In general direct and inverse limits do not commute but in some cases it does (Ref: Handbook of Categorical Algebra, Volume 1: Basic Category Theory by Francis Borceux Chapter 2). The question here concerns a specific example.
For concreteness let us work over commutative rings, so that inverse limit $\varprojlim$ preserves injection (but not surjection) and direct limit $\varinjlim$ is an exact functor.
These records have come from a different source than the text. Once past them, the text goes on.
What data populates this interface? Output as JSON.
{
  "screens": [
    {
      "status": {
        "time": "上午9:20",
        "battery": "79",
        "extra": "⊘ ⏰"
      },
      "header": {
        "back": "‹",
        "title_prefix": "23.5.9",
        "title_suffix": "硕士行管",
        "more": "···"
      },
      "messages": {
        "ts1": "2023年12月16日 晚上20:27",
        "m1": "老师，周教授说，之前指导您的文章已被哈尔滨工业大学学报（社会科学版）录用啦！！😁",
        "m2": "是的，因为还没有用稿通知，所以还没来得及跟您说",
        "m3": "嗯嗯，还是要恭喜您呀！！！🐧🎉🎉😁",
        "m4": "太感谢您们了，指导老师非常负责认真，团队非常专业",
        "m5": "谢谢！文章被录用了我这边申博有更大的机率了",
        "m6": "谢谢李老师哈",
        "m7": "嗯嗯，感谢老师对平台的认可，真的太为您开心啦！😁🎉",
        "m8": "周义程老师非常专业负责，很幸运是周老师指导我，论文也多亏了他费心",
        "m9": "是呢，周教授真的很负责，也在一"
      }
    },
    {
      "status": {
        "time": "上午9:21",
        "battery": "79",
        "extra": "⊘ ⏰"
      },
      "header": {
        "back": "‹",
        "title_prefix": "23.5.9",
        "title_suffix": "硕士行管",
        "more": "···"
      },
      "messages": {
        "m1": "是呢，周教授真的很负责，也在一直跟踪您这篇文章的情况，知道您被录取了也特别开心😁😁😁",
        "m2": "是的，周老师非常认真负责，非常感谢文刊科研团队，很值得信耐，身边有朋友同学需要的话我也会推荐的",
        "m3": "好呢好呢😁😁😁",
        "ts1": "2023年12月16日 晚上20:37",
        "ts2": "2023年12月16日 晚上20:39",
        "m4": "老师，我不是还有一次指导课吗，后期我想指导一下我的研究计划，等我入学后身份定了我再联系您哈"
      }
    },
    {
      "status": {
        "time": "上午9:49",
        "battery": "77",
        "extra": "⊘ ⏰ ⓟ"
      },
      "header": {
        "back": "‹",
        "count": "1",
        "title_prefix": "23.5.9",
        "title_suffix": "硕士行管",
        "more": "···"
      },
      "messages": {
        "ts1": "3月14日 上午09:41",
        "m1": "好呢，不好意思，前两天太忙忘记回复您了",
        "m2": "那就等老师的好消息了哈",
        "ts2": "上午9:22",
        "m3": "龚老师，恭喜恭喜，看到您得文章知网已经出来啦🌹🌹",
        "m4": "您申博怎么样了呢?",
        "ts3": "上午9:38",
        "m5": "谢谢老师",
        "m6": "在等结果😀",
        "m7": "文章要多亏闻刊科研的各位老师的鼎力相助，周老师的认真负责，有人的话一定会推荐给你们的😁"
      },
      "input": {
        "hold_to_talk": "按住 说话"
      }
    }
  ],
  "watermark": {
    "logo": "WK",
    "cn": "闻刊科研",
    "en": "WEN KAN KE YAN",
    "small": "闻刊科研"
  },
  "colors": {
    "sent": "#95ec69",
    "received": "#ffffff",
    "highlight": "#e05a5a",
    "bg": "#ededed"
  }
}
Let $A_i$ be complete (say with respect to some ideal) and thus (by assumption) $\varprojlim_\lambda A_i=A_i$. Consider the following directed system $$ \begin{equation}\label{one} A_1\hookrightarrow A_2\hookrightarrow \ldots\hookrightarrow A_i\hookrightarrow\ldots\hookrightarrow \varinjlim_i A_i=\bigcup_i A_i \end{equation} $$
Apply inverse limit to the above and since by assumption $\varprojlim A_i=A_i$ this gives $$ A_1\hookrightarrow A_2\hookrightarrow \ldots\hookrightarrow A_i\hookrightarrow\ldots\hookrightarrow \varprojlim_\lambda\varinjlim_i A_i $$
The universal property of direct limit gives the map $\varinjlim_i A_i\rightarrow\varprojlim_\lambda\varinjlim_i A_i$ and universal property of inverse limit gives the map $\varprojlim_\lambda\varinjlim_i A_i\rightarrow\varinjlim_i A_i $.
Question Can we conclude that in the above case $\varinjlim_i A_i=\varprojlim_\lambda\varinjlim_i A_i$? Why?
Conditional Example If above holds it gives an example of $\varprojlim_\lambda\varinjlim_i A_i=\varinjlim_i\varprojlim_\lambda A_i$.